Reward Scheme

Reward schemes receive the Trade taken at each time step and return a float, corresponding to the benefit of that specific action. For example, if the action taken this step was a sell that resulted in positive profits, our RewardScheme could return a positive number to encourage more trades like this. On the other hand, if the action was a sell that resulted in a loss, the scheme could return a negative reward to teach the agent not to make similar actions in the future.

A version of this example algorithm is implemented in SimpleProfit, however more complex schemes can obviously be used instead.

Each reward scheme has a get_reward method, which takes in the trade executed at each time step and returns a float corresponding to the value of that action. As with action schemes, it is often necessary to store additional state within a reward scheme for various reasons. This state should be reset each time the reward scheme’s reset method is called, which is done automatically when the parent TradingEnvironment is reset.

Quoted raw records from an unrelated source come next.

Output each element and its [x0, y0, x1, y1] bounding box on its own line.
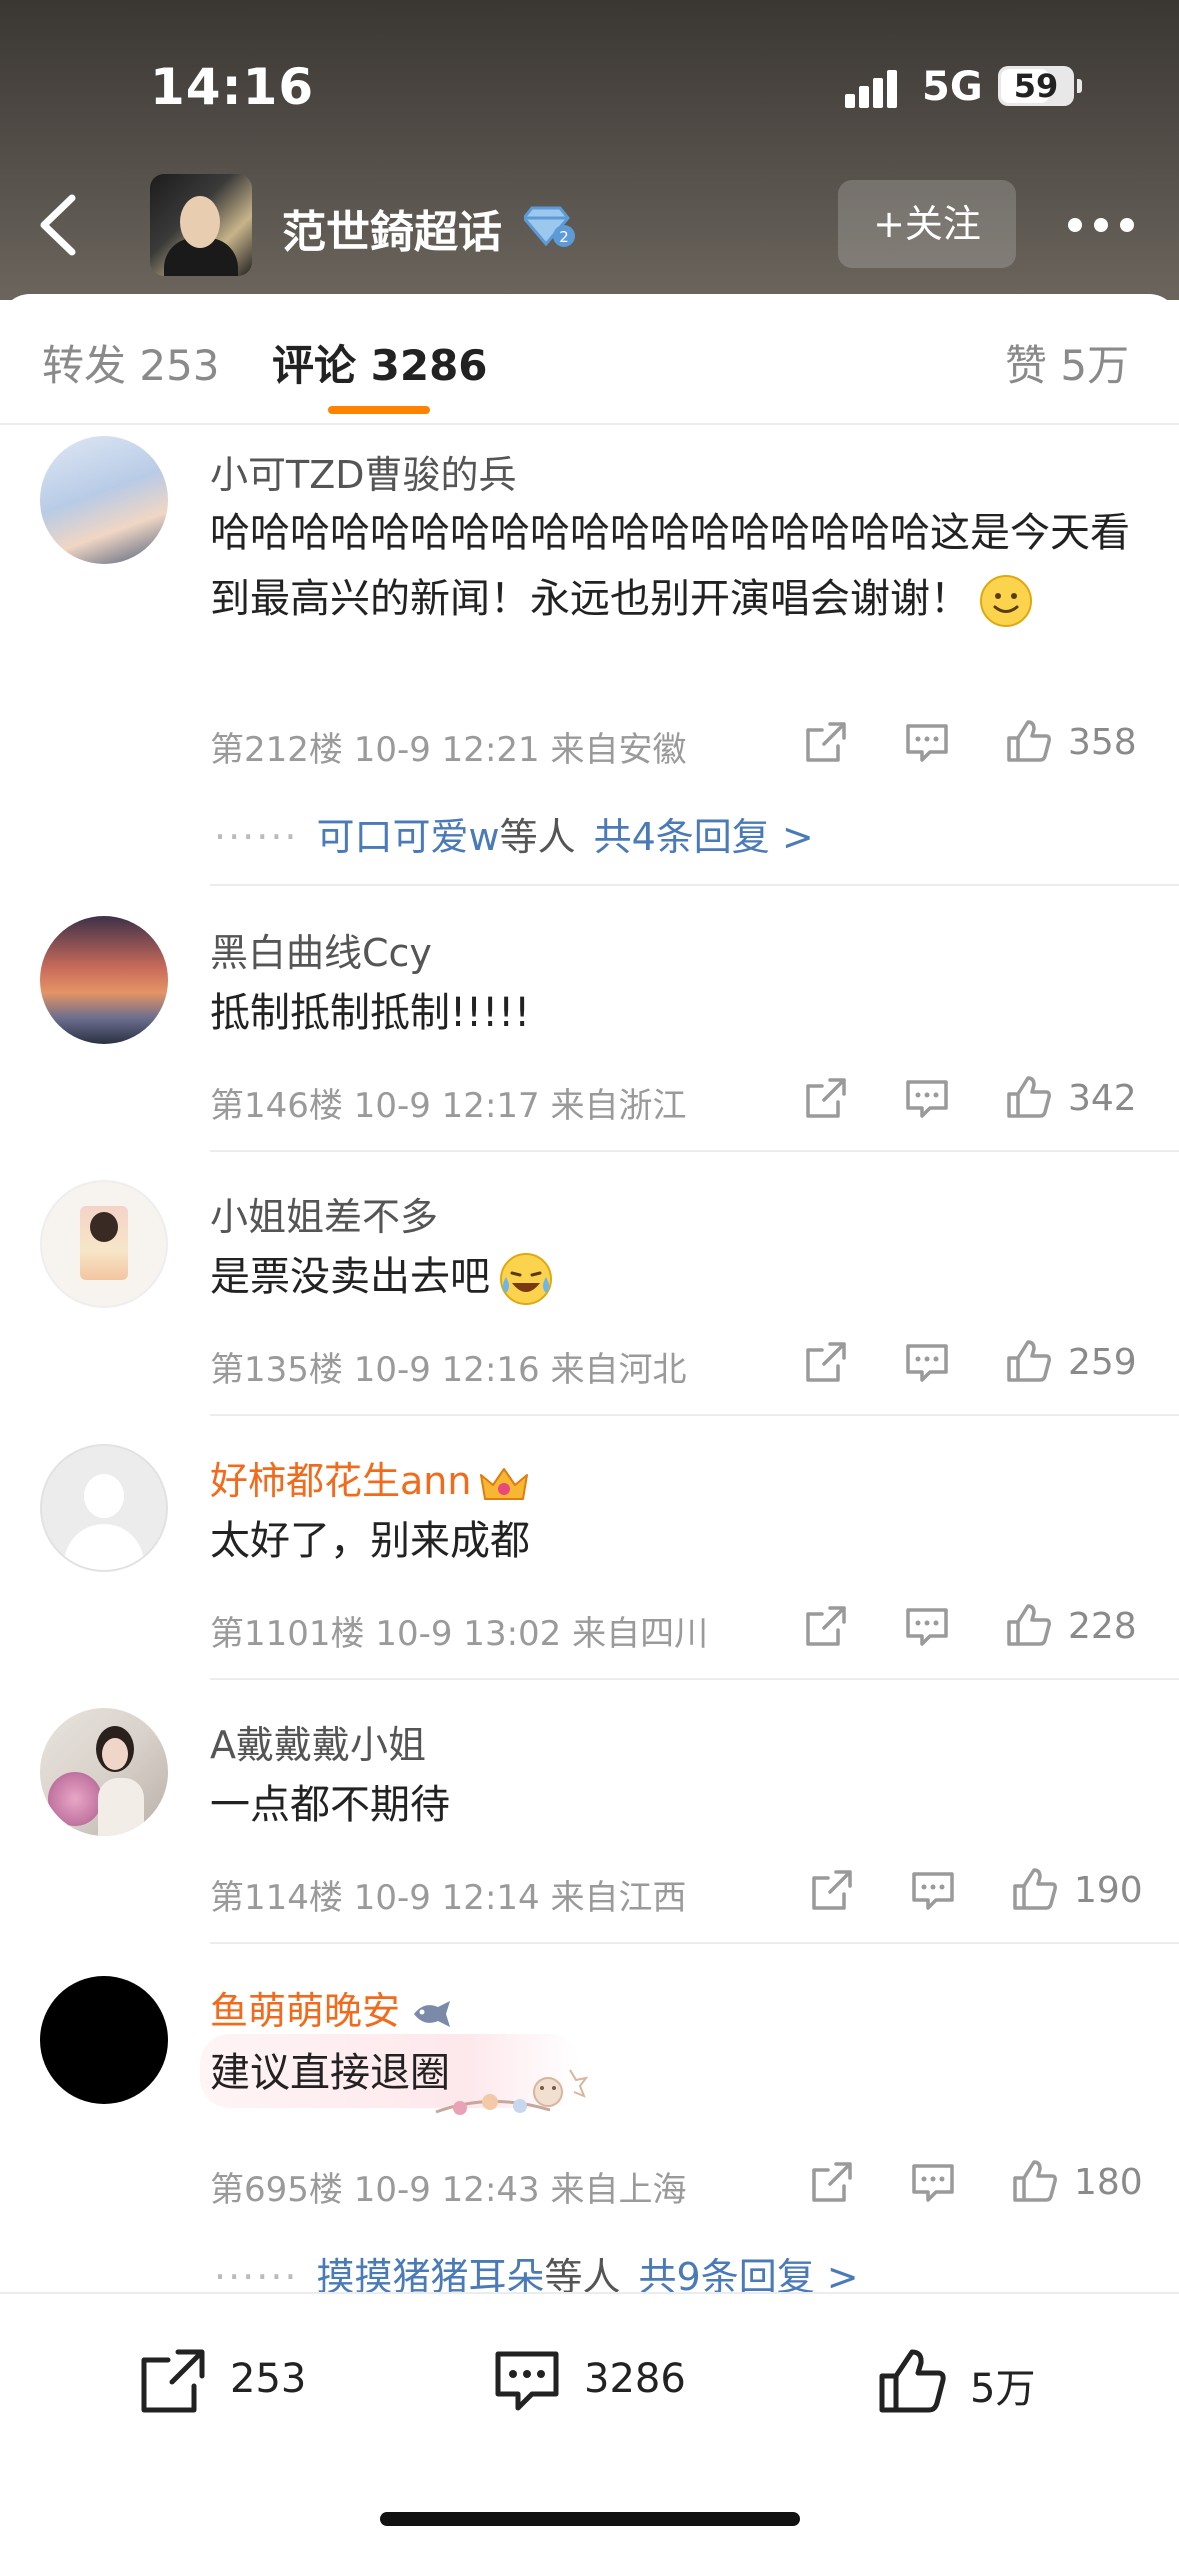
comment-text: 哈哈哈哈哈哈哈哈哈哈哈哈哈哈哈哈哈哈这是今天看到最高兴的新闻！永远也别开演唱会谢…	[210, 500, 1140, 632]
comment-text: 建议直接退圈	[210, 2050, 450, 2096]
status-time: 14:16	[150, 58, 315, 116]
divider	[210, 1414, 1179, 1416]
comment-icon	[495, 2351, 559, 2411]
repost-icon	[141, 2349, 205, 2413]
repost-count: 253	[230, 2356, 307, 2402]
home-indicator[interactable]	[380, 2512, 800, 2526]
default-avatar[interactable]	[40, 1444, 168, 1572]
commenter-name[interactable]: 鱼萌萌晚安	[210, 1980, 454, 2035]
crying-laugh-emoji-icon	[500, 1253, 552, 1305]
share-icon[interactable]	[800, 1074, 850, 1124]
like-icon[interactable]	[1004, 1600, 1054, 1650]
comment-icon[interactable]	[908, 1866, 958, 1916]
like-icon[interactable]	[1004, 1336, 1054, 1386]
back-button[interactable]	[30, 190, 90, 260]
active-tab-indicator	[328, 406, 430, 414]
comment-icon[interactable]	[902, 718, 952, 768]
like-icon[interactable]	[1010, 1864, 1060, 1914]
commenter-name[interactable]: 好柿都花生ann	[210, 1450, 531, 1505]
network-type: 5G	[922, 64, 983, 110]
like-count: 5万	[970, 2366, 1036, 2412]
crown-icon	[480, 1467, 529, 1500]
avatar[interactable]	[40, 1708, 168, 1836]
commenter-name[interactable]: A戴戴戴小姐	[210, 1714, 426, 1769]
cellular-signal-icon	[845, 68, 905, 108]
comment-meta: 第1101楼 10-9 13:02 来自四川	[210, 1614, 709, 1654]
like-count: 259	[1068, 1342, 1137, 1383]
topic-title[interactable]: 范世錡超话	[282, 196, 502, 260]
comment-icon[interactable]	[908, 2158, 958, 2208]
like-count: 228	[1068, 1606, 1137, 1647]
comment-sheet	[0, 294, 1179, 2556]
battery-icon: 59	[998, 66, 1082, 106]
battery-level: 59	[1013, 67, 1059, 105]
comment-meta: 第695楼 10-9 12:43 来自上海	[210, 2170, 687, 2210]
svg-text:2: 2	[559, 228, 569, 246]
comment-icon[interactable]	[902, 1074, 952, 1124]
comment-meta: 第114楼 10-9 12:14 来自江西	[210, 1878, 687, 1918]
fish-icon	[414, 2000, 451, 2027]
smile-emoji-icon	[980, 575, 1032, 627]
share-icon[interactable]	[800, 1602, 850, 1652]
commenter-name[interactable]: 小可TZD曹骏的兵	[210, 444, 517, 499]
share-icon[interactable]	[800, 1338, 850, 1388]
share-icon[interactable]	[806, 1866, 856, 1916]
comment-icon[interactable]	[902, 1602, 952, 1652]
divider	[0, 423, 1179, 425]
like-count: 358	[1068, 722, 1137, 763]
commenter-name[interactable]: 黑白曲线Ccy	[210, 922, 432, 977]
avatar[interactable]	[40, 916, 168, 1044]
thumbs-up-icon	[879, 2349, 946, 2413]
tab-comment[interactable]: 评论 3286	[272, 332, 488, 393]
comment-count: 3286	[584, 2356, 686, 2402]
diamond-badge-icon: 2	[524, 206, 575, 247]
divider	[210, 1942, 1179, 1944]
comment-meta: 第135楼 10-9 12:16 来自河北	[210, 1350, 687, 1390]
tab-repost[interactable]: 转发 253	[42, 332, 220, 393]
like-icon[interactable]	[1010, 2156, 1060, 2206]
avatar[interactable]	[40, 1976, 168, 2104]
divider	[210, 1150, 1179, 1152]
divider	[210, 884, 1179, 886]
like-icon[interactable]	[1004, 716, 1054, 766]
share-icon[interactable]	[806, 2158, 856, 2208]
divider	[210, 1678, 1179, 1680]
comment-meta: 第146楼 10-9 12:17 来自浙江	[210, 1086, 687, 1126]
comment-text: 一点都不期待	[210, 1782, 450, 1828]
top-header: 14:16 5G 59 范世錡超话 2 +关注	[0, 0, 1179, 300]
follow-button[interactable]: +关注	[838, 180, 1016, 268]
like-count: 180	[1074, 2162, 1143, 2203]
like-icon[interactable]	[1004, 1072, 1054, 1122]
comment-meta: 第212楼 10-9 12:21 来自安徽	[210, 730, 687, 770]
reply-summary[interactable]: ······ 可口可爱w等人 共4条回复 >	[214, 806, 814, 861]
avatar[interactable]	[40, 436, 168, 564]
like-count: 342	[1068, 1078, 1137, 1119]
avatar[interactable]	[40, 1180, 168, 1308]
commenter-name[interactable]: 小姐姐差不多	[210, 1186, 438, 1241]
tab-bar: 转发 253 评论 3286 赞 5万	[0, 294, 1179, 424]
topic-thumbnail[interactable]	[150, 174, 252, 276]
comment-text: 太好了，别来成都	[210, 1518, 530, 1564]
comment-text: 是票没卖出去吧	[210, 1244, 1140, 1310]
like-count: 190	[1074, 1870, 1143, 1911]
chevron-left-icon	[40, 194, 76, 256]
comment-text: 抵制抵制抵制!!!!!	[210, 990, 531, 1036]
comment-icon[interactable]	[902, 1338, 952, 1388]
tab-like[interactable]: 赞 5万	[1005, 332, 1129, 393]
more-options-button[interactable]	[1068, 200, 1138, 246]
share-icon[interactable]	[800, 718, 850, 768]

Ultimately the agent creates a sequence of actions to maximize its total reward over a given time. The RewardScheme is an abstract class that encapsulates how to tell the trading bot in tensortrade if it’s trading positively or negatively over time. The same methods will be called each time for each step, and we can directly swap out schemes.

Properties and Setters

  • exchange
    • The central exchange for the scheme.
    • The exchange being used by the current trading environment. Setting the exchange causes the scheme to reset.

Methods

  • get_reward
    • Gets the reward for the RL agent.
    • Returns a float corresponding to the benefit earned by the action taken this timestep.
  • reset
    • Resets the current state if the reward has a state.
    • Optionally implementable method for resetting stateful schemes.